Although their grandmother had passed away, they said that th
eir mother would be back soon. Pau Pau asked after any person she could think of who might remember Uncle Bill, but the girls did not seem to know any of the Chinese names.
As Pau Pau and the girls chatted, Lindsey looked around. The place was made of whitewashed bricks, and the kitchen was equipped with wooden bowls and some enamel and aluminum dishes. Heating up water for tea, one of the girls used fistfuls of straw to kindle a fire beneath the stovetop.
After a while, the girls’ parents rushed in, having heard that their visitors had arrived. They all talked fast, loudly, and jovially. Lindsey stood and smiled, happy that Pau Pau seemed happy.
Just then she saw something she did not expect. Her eyes drifted toward the wall behind the older girl, and something familiar caught her eye. She blinked several times to make sure she was seeing correctly. On the ledge next to a small bundle of joss sticks was a snapshot of Lindsey from the fourth grade. She was wearing her soccer uniform and was standing outside Winchell’s Donut House on Van Ness Avenue.

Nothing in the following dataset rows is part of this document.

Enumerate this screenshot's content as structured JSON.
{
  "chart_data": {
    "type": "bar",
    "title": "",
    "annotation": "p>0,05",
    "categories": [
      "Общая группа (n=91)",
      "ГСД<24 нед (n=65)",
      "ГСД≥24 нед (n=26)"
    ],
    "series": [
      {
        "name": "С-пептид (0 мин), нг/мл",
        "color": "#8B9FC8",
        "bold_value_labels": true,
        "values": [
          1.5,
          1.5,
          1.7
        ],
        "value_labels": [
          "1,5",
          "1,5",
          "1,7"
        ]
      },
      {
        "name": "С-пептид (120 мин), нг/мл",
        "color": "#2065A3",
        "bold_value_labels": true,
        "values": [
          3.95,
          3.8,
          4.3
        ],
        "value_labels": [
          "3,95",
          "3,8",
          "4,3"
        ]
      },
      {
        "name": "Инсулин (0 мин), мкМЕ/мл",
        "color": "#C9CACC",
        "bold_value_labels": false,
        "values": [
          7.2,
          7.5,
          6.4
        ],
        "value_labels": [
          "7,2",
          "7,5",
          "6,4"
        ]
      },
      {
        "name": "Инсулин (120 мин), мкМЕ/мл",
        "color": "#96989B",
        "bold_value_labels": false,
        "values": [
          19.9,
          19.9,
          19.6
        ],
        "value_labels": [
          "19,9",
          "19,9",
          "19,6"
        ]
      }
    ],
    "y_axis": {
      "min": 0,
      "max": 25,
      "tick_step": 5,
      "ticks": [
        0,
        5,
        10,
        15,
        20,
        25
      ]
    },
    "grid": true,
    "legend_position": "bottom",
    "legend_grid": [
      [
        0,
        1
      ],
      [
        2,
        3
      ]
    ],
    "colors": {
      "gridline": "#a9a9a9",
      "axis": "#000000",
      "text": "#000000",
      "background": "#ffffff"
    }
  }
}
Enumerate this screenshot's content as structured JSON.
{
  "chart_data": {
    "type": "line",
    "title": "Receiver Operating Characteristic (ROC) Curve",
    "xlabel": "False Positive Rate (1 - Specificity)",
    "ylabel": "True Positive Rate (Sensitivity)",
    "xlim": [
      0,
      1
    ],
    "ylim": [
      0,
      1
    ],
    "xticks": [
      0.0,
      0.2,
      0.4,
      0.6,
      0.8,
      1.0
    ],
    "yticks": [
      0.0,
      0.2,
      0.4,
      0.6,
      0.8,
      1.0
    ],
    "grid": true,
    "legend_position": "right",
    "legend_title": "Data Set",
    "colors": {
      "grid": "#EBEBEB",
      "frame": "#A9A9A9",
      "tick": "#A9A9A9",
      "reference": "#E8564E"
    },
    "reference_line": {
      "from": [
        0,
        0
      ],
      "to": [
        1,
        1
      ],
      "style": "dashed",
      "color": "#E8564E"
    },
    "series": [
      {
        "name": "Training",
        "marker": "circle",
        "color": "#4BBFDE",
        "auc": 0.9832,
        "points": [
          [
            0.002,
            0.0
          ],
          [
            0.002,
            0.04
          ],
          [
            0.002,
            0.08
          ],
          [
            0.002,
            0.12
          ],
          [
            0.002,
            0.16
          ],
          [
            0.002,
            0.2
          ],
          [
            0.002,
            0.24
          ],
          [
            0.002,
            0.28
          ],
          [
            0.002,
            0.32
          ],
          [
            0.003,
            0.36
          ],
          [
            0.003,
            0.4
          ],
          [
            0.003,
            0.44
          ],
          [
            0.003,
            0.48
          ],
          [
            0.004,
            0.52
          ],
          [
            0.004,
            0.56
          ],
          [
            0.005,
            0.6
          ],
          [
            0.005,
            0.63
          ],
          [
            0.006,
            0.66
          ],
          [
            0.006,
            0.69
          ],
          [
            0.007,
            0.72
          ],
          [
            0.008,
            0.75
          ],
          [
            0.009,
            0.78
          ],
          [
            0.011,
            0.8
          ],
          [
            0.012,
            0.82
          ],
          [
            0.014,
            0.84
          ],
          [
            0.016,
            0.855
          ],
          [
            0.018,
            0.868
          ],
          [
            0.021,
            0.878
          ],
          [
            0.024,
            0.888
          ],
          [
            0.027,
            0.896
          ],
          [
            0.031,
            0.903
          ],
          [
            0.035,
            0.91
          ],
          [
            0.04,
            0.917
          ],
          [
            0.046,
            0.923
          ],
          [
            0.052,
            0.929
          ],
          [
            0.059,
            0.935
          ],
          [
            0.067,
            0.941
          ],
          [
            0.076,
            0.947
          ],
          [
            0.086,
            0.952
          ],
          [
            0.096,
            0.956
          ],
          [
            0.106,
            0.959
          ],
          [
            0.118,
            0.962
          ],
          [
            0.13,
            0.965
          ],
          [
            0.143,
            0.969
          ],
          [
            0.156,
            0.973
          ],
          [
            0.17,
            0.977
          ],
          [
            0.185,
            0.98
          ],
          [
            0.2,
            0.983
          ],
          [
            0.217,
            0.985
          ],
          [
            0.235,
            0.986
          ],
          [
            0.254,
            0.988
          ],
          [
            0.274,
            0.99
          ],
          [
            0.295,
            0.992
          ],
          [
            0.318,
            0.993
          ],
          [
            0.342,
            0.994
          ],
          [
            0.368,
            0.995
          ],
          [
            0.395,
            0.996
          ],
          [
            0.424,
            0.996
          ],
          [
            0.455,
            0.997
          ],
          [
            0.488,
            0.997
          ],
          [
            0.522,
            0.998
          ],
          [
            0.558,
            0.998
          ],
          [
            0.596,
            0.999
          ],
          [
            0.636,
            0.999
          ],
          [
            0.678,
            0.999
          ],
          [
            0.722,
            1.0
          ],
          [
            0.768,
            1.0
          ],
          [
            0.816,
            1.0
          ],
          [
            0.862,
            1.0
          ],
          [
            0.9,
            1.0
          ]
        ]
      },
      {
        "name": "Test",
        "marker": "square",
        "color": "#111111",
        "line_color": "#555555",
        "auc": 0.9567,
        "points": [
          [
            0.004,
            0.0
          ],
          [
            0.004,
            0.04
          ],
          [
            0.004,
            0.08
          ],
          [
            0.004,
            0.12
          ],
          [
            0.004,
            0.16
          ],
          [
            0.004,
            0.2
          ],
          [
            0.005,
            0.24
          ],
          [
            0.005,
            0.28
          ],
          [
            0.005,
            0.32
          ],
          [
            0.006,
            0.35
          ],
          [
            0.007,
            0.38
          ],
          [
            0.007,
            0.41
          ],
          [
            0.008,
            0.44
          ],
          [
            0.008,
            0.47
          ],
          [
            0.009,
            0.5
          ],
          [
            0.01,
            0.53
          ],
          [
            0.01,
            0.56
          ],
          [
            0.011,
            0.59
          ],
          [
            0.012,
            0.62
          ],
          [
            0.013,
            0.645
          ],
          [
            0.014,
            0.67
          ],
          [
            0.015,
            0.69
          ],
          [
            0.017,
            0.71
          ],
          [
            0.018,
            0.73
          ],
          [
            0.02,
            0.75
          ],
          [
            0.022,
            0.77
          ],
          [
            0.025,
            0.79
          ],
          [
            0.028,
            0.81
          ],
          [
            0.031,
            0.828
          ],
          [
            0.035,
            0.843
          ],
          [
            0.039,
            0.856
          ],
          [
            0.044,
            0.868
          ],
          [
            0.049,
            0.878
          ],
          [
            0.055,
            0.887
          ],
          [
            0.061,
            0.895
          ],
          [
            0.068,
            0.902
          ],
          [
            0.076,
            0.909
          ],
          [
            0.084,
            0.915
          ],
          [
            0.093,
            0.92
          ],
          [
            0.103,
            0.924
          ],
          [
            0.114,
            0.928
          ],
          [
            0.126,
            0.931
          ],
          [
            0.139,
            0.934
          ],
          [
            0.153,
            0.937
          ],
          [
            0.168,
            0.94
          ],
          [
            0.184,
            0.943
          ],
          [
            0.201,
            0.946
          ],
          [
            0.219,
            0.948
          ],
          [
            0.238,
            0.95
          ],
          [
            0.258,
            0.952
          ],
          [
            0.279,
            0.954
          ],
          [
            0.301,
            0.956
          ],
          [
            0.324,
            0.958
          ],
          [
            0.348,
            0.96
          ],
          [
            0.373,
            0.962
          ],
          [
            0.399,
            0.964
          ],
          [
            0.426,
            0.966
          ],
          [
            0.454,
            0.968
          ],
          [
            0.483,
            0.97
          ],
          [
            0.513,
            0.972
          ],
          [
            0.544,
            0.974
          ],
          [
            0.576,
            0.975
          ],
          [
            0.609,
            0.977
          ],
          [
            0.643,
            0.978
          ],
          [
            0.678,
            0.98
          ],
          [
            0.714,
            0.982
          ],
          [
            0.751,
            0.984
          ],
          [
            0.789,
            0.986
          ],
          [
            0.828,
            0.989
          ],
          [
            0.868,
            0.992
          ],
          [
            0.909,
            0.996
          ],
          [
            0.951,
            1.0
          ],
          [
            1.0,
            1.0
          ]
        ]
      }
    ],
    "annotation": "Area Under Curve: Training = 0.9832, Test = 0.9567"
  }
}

The older girl noticed her squinting over her shoulder. Plucking the picture from the ledge, she stepped back and gestured for Lindsey to follow. She chatted in Toisanese as she proceeded toward an adjacent wall.
Lindsey was dumbfounded. She stood there on the dirt floor and just stared. On the crumbling cement wall she saw a collage made of many Scotch-taped, grade-school photographs. And every single one was a photo of her.
She recognized her kindergarten snapshot with her hair sticking up in the back, her first-grade photo with the missing front tooth, and every school picture all the way through high school. There was a Polaroid of her dressed for Halloween as the Chicken of the Sea mermaid, and a snapshot of her and Kevin as kids in front of the old Hippo’s hamburger restaurant. She realized that Pau Pau must have been sending these pictures to Toisan during all these years.